Su trabajo era sencillo pero tedioso. Se ocupaba de gestionar la entrada de vehículos al taller,  que se iban sucediendo  cada cinco minutos. Hacía un breve pronóstico y lo mandaba a los otros locales donde cada uno estaba especializado en un tipo de reparación.

Nos acercamos los tres esqueletos que componen este relato como perro apaleado a su amo, al que le brillaba la mirada al ver tamañas ternuras dispuestas a “negociar”.

Frente a la puerta, un hervidero de españoles, alemanes e ingleses miraban con estupor la técnica de los mecánicos bereberes. Para cualquier reparación, fuera del índole que fuera, el mazo estaba siempre a mano, por si había que enderezar y amoldar cualquier pieza de fábrica a las exigencias del vehículo destrozado.
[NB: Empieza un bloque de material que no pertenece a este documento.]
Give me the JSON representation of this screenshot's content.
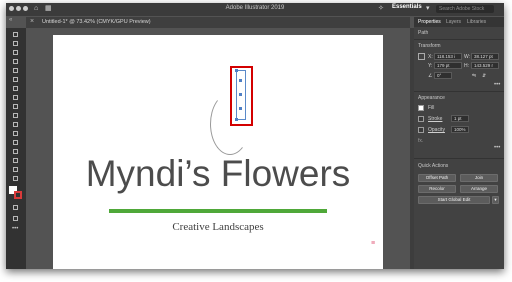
{
  "app": {
    "title": "Adobe Illustrator 2019",
    "workspace": "Essentials",
    "search_placeholder": "Search Adobe Stock"
  },
  "document": {
    "tab_label": "Untitled-1* @ 73.42% (CMYK/GPU Preview)",
    "collapse_label": "«"
  },
  "artboard": {
    "logo_text": "Myndi’s Flowers",
    "tagline": "Creative Landscapes",
    "accent_color": "#4fa839"
  },
  "panel": {
    "tabs": [
      "Properties",
      "Layers",
      "Libraries"
    ],
    "path_label": "Path",
    "transform": {
      "heading": "Transform",
      "x_label": "X:",
      "x_value": "118.153 i",
      "w_label": "W:",
      "w_value": "38.127 pt",
      "y_label": "Y:",
      "y_value": "179 pt",
      "h_label": "H:",
      "h_value": "143.529 r",
      "angle_value": "0°"
    },
    "appearance": {
      "heading": "Appearance",
      "fill_label": "Fill",
      "stroke_label": "Stroke",
      "stroke_value": "1 pt",
      "opacity_label": "Opacity",
      "opacity_value": "100%",
      "fx_label": "fx."
    },
    "quick_actions": {
      "heading": "Quick Actions",
      "offset_path": "Offset Path",
      "join": "Join",
      "recolor": "Recolor",
      "arrange": "Arrange",
      "start_global_edit": "Start Global Edit"
    },
    "more_label": "•••"
  }
}
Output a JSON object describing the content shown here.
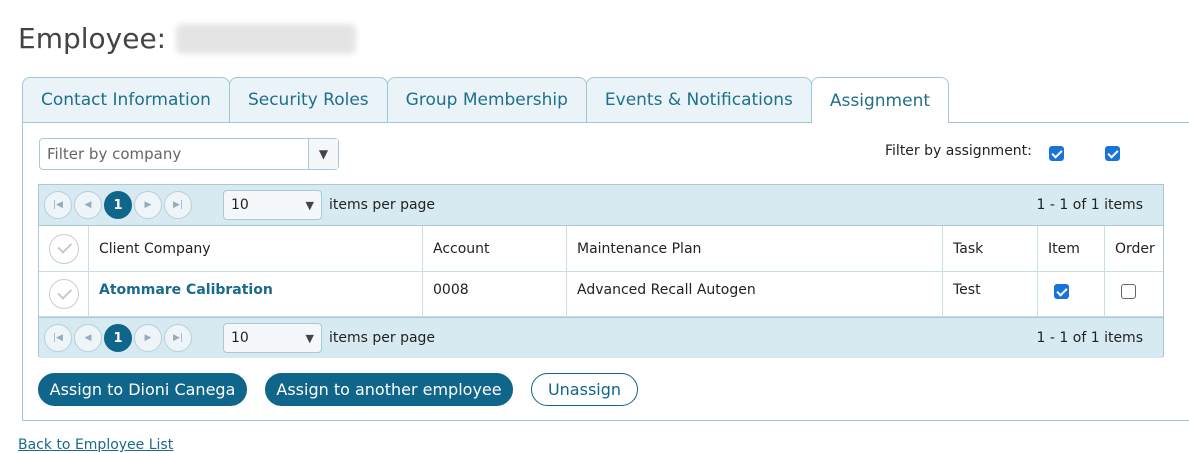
{
  "page": {
    "title_prefix": "Employee:"
  },
  "tabs": [
    {
      "label": "Contact Information"
    },
    {
      "label": "Security Roles"
    },
    {
      "label": "Group Membership"
    },
    {
      "label": "Events & Notifications"
    },
    {
      "label": "Assignment"
    }
  ],
  "active_tab": "Assignment",
  "filter": {
    "company_placeholder": "Filter by company",
    "assignment_label": "Filter by assignment:",
    "assignment_item_checked": true,
    "assignment_order_checked": true
  },
  "pager": {
    "current_page": "1",
    "per_page": "10",
    "per_page_label": "items per page",
    "range": "1 - 1 of 1 items"
  },
  "table": {
    "columns": [
      "Client Company",
      "Account",
      "Maintenance Plan",
      "Task",
      "Item",
      "Order"
    ],
    "rows": [
      {
        "company": "Atommare Calibration",
        "account": "0008",
        "plan": "Advanced Recall Autogen",
        "task": "Test",
        "item": true,
        "order": false
      }
    ]
  },
  "actions": {
    "assign_self": "Assign to Dioni Canega",
    "assign_other": "Assign to another employee",
    "unassign": "Unassign"
  },
  "footer": {
    "back_link": "Back to Employee List"
  },
  "colors": {
    "accent": "#10658a",
    "tab_text": "#1f6f8b",
    "checkbox": "#1a73d9"
  }
}
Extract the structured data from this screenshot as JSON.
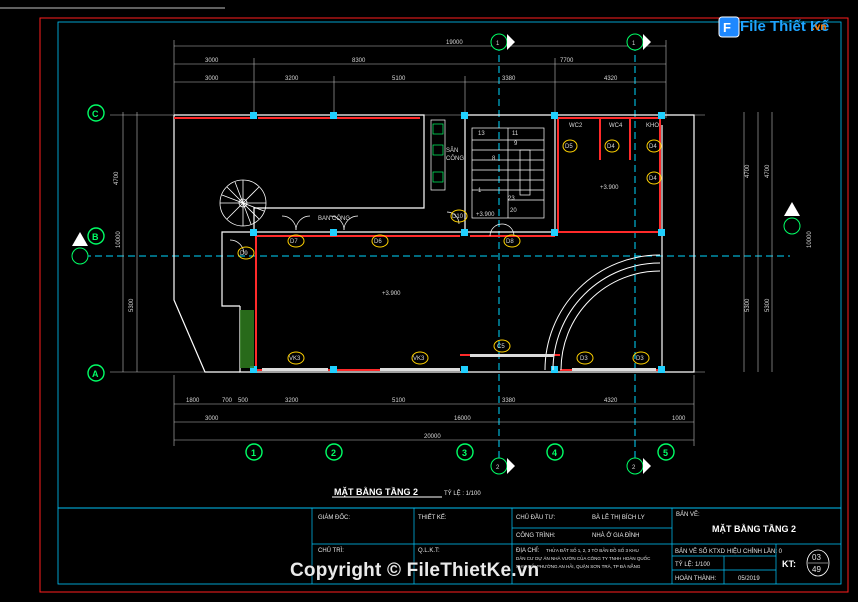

El boss de aquel tinglado me dedicó poco más de un minuto. Traté de apretarle con el precio inicial, siguiendo la tradición regateadora de la zona. Pero Al Capone no se movía ni un ápice y repasaba la mirada perezosa por los nuevos coches que llegaban. Al ver que tenía más trabajo del que le gustaba para aquella hora de la tarde dijo un definitivo “4000 dirhams”. Nos pedía todos nuestros ahorros y algo más. La operación, aun siendo económica si aplicamos nuestra mentalidad acostumbrada al chaquetazo del taller urbano de Madrid, suponía dejarnos tiesos. Y todavía quedaban tres días de carrera, cruzar el Atlas, Marruecos y España entera.

Enderezando  su cuerpo robusto, recreándose en el gusto que le producían los goterones de gotelé en la espalda,  nos despachó  entre tímidos pero contundentes empellones mientras decía “tengo trabajo, trabajo. Si no quieres, coche fuera”.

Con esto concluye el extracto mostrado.